Amaranta Hank: Una trayectoria que desafía etiquetas y busca un cambio en el Congreso
La historia de Amaranta Hank es compleja y multifacética, difícil de encapsular en una simple descripción. Como periodista, escritora, activista y ahora candidata al Senado, su vida ha estado marcada por experiencias intensas que la han moldeado en una voz única y provocadora en el panorama político colombiano.
Infancia en una frontera violenta: Los orígenes en Norte de Santander
Su camino comienza en Norte de Santander, específicamente en Cúcuta y Villa del Rosario, territorios fronterizos con Venezuela que han sido escenarios históricos de contrabando, conflicto armado y violencia cotidiana. Desde niña, Amaranta estuvo expuesta a realidades duras que ningún menor debería normalizar: desapariciones de vecinos, relatos de brutalidad susurrados en voz baja y escenas traumáticas que quedaron grabadas en su memoria. Durante años, creyó que esa era simplemente la vida, hasta que en la universidad comprendió que lo vivido tenía un nombre claro: conflicto armado.

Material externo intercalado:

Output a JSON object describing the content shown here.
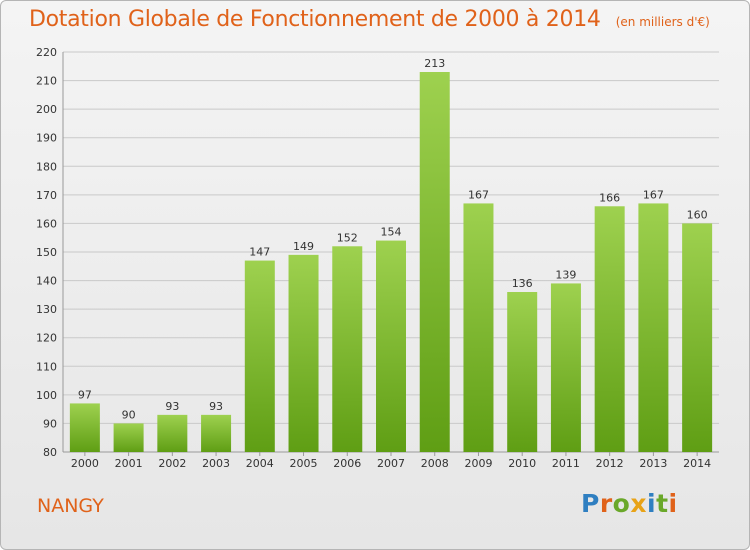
{
  "colors": {
    "title": "#e0621a",
    "bar_top": "#9ed14f",
    "bar_bottom": "#5f9e14",
    "grid": "#c9c9c9",
    "axis_text": "#333333"
  },
  "header": {
    "title": "Dotation Globale de Fonctionnement de 2000 à 2014",
    "subtitle": "(en milliers d'€)"
  },
  "footer": {
    "commune": "NANGY",
    "logo_text": "Proxiti"
  },
  "chart_data": {
    "type": "bar",
    "title": "Dotation Globale de Fonctionnement de 2000 à 2014",
    "subtitle": "(en milliers d'€)",
    "xlabel": "",
    "ylabel": "",
    "categories": [
      "2000",
      "2001",
      "2002",
      "2003",
      "2004",
      "2005",
      "2006",
      "2007",
      "2008",
      "2009",
      "2010",
      "2011",
      "2012",
      "2013",
      "2014"
    ],
    "values": [
      97,
      90,
      93,
      93,
      147,
      149,
      152,
      154,
      213,
      167,
      136,
      139,
      166,
      167,
      160
    ],
    "ylim": [
      80,
      220
    ],
    "yticks": [
      80,
      90,
      100,
      110,
      120,
      130,
      140,
      150,
      160,
      170,
      180,
      190,
      200,
      210,
      220
    ],
    "grid": true,
    "data_labels": true
  }
}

La pérdida de su padre a temprana edad, una figura con la que se identificaba profundamente, dejó una huella imborrable en una familia de valores conservadores y religiosos. Esta ausencia temprana forjó su carácter independiente y crítico.
El periodismo como herramienta de comprensión y las amenazas consecuentes
Su incursión en la escritura fue casi fortuita, impulsada por un profesor del colegio que reconoció su talento comunicativo y la animó a estudiar comunicación social. A los 17 años, comenzó a analizar su entorno desde una perspectiva académica, escribiendo sobre la frontera y sus dinámicas sociales y políticas. Sus columnas y crónicas, publicadas en diversos medios, dieron visibilidad a un territorio poco conocido, pero también atrajo amenazas que la obligaron a abandonar Cúcuta en tres ocasiones por motivos de seguridad, viviendo con miedo constante durante sus regresos.
Al trasladarse a Bogotá, buscó un nuevo comienzo trabajando como editora, jefa de prensa y periodista independiente. Sin embargo, enfrentó contratos precarios, pagos atrasados y un ambiente laboral tóxico marcado por jerarquías y abusos de poder. La doble moral de algunos colegas, que la acosaban mientras criticaban su forma de vestir, la llevó a una profunda frustración y depresión.
Un giro radical: La industria pornográfica y el activismo emergente
En respuesta a esta inconformidad, Amaranta tomó una decisión radical: ingresar a la industria pornográfica. No fue un acto impulsivo, sino una mezcla de rebeldía y deseo de confrontar una sociedad hipócrita que juzga públicamente lo que consume en privado. En Europa, trabajó en ciudades como Barcelona, Budapest y Praga, experimentando tanto momentos de libertad como las sombras de una industria con condiciones laborales duras, donde muchas mujeres, especialmente latinoamericanas, enfrentan abuso y explotación.
Esta vivencia directa la llevó a cuestionar las prácticas detrás de las cámaras y a convertirse en activista. Durante la pandemia, destinó ingresos digitales a apoyar a mujeres víctimas de violencia en el sector, ofreciendo ayuda psicológica y asesoría jurídica, creando una red de acompañamiento para trabajadoras sexuales. Observó que muchas enfrentaban no solo agresiones de individuos, sino también de instituciones que deberían protegerlas.
La entrada a la política: Una candidatura con propósito en el Pacto Histórico
Hoy, a sus 33 años, Amaranta Hank es candidata al Senado por el Pacto Histórico, impulsada por la convicción de que el problema no es el trabajo sexual en sí, sino la falta de regulación y protección estatal. Calcula que en Colombia cientos de miles de mujeres ejercen actividades sexuales pagas en condiciones de desprotección, desde modelaje webcam hasta trabajo en calles.
Su objetivo es llevar al Congreso el debate sobre los derechos de estas trabajadoras, un tema que considera ignorado y usado políticamente solo cuando conviene. Reconoce que la política presenta desafíos, como egos y dinámicas difíciles, pero cree que el cambio solo es posible desde dentro. Con ingresos previos altos y un estilo de vida austero, afirma que el poder no la deslumbra y que su motivación es la libertad de expresión y la justicia social.
Una voz incómoda que redefine el discurso político
Amaranta no encaja en los moldes tradicionales de la política. Habla con franqueza sobre sexualidad, violencia institucional y feminismo, generando debate incluso dentro del movimiento feminista. Insiste en que la sexualidad no es solo un asunto privado, sino también un acto político, resumiendo su visión del mundo y su compromiso con transformar realidades marginadas.